Krzyzewski alternated between starting George and Thompson in the opening round. While Thompson entered Rio as the starter, he shot just 4-of-26 (15.3%) in his first four games before breaking out against France.
Despite those struggles, Thompson should remain in the starting lineup, as USA needs the spacing he can bring when he is shooting to his usual form. Even on good days, the floor has been tight when USA enters the ball to DeMarcus Cousins in half-court situations. While the Kings center is struggling a bit to adapt to FIBA’s officiating when it comes to both fouls and traveling violations, he’s also finding himself trying to squeeze passes into lanes that aren’t completely there. In USA’s last two games, Cousins has committed nine turnovers, looking out-of-sync and frustrated at times.
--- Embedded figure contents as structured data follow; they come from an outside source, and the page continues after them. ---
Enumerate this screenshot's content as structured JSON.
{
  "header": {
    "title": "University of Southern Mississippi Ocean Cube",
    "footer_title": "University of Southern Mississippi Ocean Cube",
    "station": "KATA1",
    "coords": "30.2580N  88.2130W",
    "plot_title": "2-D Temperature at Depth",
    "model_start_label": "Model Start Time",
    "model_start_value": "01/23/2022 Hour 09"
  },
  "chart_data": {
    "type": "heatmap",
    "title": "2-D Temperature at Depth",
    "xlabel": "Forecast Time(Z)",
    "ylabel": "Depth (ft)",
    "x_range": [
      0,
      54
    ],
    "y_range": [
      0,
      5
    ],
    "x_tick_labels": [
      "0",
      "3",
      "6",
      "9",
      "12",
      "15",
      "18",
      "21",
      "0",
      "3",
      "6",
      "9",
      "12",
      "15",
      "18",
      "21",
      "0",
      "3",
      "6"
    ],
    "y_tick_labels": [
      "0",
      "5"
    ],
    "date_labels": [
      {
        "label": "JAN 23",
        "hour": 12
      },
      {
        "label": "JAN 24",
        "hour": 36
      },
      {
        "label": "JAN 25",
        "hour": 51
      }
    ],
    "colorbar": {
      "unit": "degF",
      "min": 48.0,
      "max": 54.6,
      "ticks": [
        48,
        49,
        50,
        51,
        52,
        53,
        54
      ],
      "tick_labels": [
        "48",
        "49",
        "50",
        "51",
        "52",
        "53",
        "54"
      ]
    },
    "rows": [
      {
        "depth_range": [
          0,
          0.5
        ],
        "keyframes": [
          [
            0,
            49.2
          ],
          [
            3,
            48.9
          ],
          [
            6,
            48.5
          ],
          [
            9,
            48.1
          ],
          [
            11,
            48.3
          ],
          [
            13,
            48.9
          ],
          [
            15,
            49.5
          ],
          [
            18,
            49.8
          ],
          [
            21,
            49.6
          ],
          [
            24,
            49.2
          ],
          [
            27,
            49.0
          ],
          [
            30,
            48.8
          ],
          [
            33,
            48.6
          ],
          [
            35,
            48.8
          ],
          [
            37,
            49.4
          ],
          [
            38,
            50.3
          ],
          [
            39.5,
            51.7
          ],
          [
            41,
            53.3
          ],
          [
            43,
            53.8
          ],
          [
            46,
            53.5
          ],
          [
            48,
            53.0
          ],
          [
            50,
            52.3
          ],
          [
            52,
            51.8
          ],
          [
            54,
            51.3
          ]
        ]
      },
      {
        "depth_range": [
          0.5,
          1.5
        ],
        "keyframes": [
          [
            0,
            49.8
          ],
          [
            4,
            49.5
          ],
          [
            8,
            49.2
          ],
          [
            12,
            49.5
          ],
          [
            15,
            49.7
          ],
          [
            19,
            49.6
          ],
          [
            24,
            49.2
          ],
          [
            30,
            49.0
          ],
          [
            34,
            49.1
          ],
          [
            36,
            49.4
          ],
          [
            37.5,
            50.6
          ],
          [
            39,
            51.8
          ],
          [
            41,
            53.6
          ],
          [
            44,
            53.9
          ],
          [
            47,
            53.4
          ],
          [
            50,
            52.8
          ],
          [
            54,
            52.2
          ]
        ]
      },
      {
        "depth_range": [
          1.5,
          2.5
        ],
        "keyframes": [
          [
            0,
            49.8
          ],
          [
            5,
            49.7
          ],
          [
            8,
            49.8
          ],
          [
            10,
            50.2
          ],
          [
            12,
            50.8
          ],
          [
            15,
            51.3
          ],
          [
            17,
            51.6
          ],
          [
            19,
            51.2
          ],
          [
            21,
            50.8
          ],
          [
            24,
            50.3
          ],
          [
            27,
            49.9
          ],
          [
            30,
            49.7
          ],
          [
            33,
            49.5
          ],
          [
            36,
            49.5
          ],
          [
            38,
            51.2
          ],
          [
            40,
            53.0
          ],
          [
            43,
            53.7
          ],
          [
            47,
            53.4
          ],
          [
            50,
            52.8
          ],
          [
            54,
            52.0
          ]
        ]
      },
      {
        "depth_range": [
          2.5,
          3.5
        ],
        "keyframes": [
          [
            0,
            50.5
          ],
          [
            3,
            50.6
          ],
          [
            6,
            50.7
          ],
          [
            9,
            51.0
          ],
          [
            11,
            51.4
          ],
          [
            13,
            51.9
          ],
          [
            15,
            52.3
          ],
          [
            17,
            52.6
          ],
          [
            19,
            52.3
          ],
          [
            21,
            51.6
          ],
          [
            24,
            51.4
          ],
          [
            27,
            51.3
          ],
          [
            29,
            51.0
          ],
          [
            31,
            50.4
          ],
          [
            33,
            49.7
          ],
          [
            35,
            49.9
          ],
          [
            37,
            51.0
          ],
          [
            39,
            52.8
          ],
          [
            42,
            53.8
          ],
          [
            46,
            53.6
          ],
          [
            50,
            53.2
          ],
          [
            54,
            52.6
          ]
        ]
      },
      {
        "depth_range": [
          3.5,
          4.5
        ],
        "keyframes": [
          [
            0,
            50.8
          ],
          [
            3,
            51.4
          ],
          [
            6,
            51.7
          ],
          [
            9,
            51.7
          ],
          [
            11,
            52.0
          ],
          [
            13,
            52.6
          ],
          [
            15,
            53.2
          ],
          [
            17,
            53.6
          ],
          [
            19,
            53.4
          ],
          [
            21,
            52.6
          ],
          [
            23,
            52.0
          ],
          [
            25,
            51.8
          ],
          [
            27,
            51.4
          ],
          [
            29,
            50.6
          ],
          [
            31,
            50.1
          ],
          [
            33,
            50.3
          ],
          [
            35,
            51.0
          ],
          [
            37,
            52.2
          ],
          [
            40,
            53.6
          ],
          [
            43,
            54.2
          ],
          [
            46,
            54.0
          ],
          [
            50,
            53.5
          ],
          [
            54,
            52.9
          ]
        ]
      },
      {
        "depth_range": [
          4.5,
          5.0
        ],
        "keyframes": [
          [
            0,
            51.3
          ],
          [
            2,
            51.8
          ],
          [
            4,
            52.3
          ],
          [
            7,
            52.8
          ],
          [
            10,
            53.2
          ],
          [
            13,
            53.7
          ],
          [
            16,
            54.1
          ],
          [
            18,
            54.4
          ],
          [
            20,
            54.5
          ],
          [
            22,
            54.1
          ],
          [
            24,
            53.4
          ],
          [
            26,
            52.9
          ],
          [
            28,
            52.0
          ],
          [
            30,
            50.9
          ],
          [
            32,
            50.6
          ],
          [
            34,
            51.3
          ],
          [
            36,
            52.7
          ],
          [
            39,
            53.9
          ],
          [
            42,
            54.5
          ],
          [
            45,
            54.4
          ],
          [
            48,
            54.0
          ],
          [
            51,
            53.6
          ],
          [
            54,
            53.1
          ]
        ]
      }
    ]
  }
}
The best way to maximizing Cousins’s effectiveness inside is to surround him with shooters, and the Thompson/Durant/Anthony trio is the best USA can come up with at the 2-3-4.
If spacing and ball movement continue to be sore spots, Krzyzewski should consider turning to Draymond Green, who has been a bit of a forgotten man in Rio. Although Green hasn’t played especially well during his limited minutes in Rio or during the USA’s one-sided exhibition tour, he is a more versatile pick-and-roll defender, better shooter and better playmaker than Cousins. More shared minutes between Green and Thompson could also help take advantage of their familiarity with each other. USA could desperately use an infusion of Golden State fluidity right now.